Some of the city’s brightest and best producers are celebrating after being selected top of their individual categories in the third annual marker event for the very best food and drink produced by London companies with 50 employees or fewer.
The group of locally-based producers were crowned at an awards event at the capital’s world famous Borough Market on Wednesday night, recognising their outstanding contributions to London’s food scene.
Thousands of Londoners voted for their top growers, products and retailers at the Urban Food Awards, which is organised by City Hall, Borough Market and London Food Link. A panel of judges including chefs Tom Hunt, Rowley Leigh and Oliver Rowe and food writer Olia Hercules had the enviable task of whittling down the shortlist in 11 food and drink categories.
This year, the new Mayor presented a brand new award recognising the innovative use of surplus food. The Best Surplus Food Initiative award recognises excellent work being done by producers to avoid food waste, in a city where the Evening Standard’s campaign Food for London has shown 875,000 Londoners worry about where their next meal is coming from.
The award was won by Gourmet Goat, which uses surplus goat meat from dairy farms, vine leaves from Forty Hall Vineyard in Enfield and other surplus products to make delicious eastern Mediterranean-style dishes.
Sadiq Khan said: “I salute the breadth and expertise of the huge numbers of Londoners producing and growing the very best food and drink and it’s fantastic to see their entrepreneurship flourishing in our great city.
“It was a privilege to present the Best Surplus Food Initiative award – it’s a tragedy that so much food goes wasted in the capital when some Londoners are going hungry every day and I’m delighted that Gourmet Goat and the other nominees are tackling the problem in such a creative and effective way.”
Other winners on the night included the Food Assembly, who won the Best Retailer category, after building a community network of 12,000 members in London buying fresh food directly from local farmers and producers.
Growing Communities – a Hackney-based social enterprise – won Roots to Work for using their own farms to grow food for a vegetable scheme to teach people how to grow and cook local organic food. The winners of Capital Growth’s Growing Enterprise were Forty Hall Community Vineyard after its first release of wine for sale to the public.
Gourmet Goat collected its second award of the night after scooping Sustainable Street Food, while Bee Collective picked up Most Inspiring Producer for providing a honey extraction service to London beekeepers and volunteering opportunities.

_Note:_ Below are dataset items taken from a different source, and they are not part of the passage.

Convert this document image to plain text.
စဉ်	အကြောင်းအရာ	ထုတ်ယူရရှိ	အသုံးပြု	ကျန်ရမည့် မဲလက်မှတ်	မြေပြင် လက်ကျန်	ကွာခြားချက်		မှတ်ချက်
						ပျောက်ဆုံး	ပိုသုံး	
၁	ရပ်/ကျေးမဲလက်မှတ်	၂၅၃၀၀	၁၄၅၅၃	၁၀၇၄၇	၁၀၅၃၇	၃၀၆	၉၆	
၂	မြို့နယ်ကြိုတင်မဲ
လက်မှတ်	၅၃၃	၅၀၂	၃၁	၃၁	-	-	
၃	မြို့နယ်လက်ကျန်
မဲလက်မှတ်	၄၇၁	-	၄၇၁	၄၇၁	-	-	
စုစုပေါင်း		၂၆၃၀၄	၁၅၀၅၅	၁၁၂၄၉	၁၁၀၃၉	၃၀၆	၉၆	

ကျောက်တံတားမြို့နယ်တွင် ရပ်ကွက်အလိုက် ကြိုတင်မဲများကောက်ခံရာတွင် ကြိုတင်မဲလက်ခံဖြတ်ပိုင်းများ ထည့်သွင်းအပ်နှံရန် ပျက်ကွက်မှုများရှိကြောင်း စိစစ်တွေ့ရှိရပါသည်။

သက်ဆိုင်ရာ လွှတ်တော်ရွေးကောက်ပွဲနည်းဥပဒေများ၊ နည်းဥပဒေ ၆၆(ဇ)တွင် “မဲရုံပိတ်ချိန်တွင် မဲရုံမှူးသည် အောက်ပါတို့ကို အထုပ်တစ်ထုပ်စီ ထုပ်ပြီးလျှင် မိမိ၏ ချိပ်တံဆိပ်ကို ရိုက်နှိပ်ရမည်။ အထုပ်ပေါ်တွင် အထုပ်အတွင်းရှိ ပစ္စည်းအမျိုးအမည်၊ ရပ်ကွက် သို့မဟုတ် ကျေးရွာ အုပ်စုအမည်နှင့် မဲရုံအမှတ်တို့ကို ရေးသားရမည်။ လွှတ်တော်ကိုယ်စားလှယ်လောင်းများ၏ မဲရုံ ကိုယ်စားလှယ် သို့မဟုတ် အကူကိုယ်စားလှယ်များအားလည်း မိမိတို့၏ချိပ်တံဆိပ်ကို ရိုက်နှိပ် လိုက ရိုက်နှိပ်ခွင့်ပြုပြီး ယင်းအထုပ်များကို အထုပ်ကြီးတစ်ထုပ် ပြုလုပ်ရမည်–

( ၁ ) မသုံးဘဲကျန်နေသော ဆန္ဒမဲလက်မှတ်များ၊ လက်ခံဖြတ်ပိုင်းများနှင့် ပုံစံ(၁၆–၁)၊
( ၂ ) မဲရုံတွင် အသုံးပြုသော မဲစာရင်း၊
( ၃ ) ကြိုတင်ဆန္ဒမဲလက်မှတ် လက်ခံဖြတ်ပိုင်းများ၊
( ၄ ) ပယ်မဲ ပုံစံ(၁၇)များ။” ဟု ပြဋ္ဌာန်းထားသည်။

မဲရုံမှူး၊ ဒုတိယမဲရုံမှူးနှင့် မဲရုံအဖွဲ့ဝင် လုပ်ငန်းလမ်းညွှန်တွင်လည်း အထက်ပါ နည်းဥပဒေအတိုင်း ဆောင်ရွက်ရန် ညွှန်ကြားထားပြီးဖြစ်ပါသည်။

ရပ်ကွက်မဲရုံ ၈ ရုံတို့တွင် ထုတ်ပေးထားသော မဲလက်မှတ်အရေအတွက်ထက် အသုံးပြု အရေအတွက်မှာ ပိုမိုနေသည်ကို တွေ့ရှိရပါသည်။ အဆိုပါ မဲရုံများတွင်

Donald Hyslop, Chair of Trustees of Borough Market said: London’s food and drink scene is more diverse than it has ever been—you can see this every day as Borough Market’s traders set out their stalls for the day—and it is these people who make this city such a compelling place to eat and drink who we are celebrating at the Urban Food Awards. This is a city whose food scene crackles with innovation and ambition, a place where people are throwing themselves into the production of food with an energy and enthusiasm that can’t help but drag you along with it.”
Chris Young of London Food Link said: “As the voice for good food in the capital, London Food Link is delighted each year to help run the Urban Food Awards in order to celebrate the best of the food grown, made, cooked and saved right here on our doorstep, and the inspirational people behind the enterprises doing so.”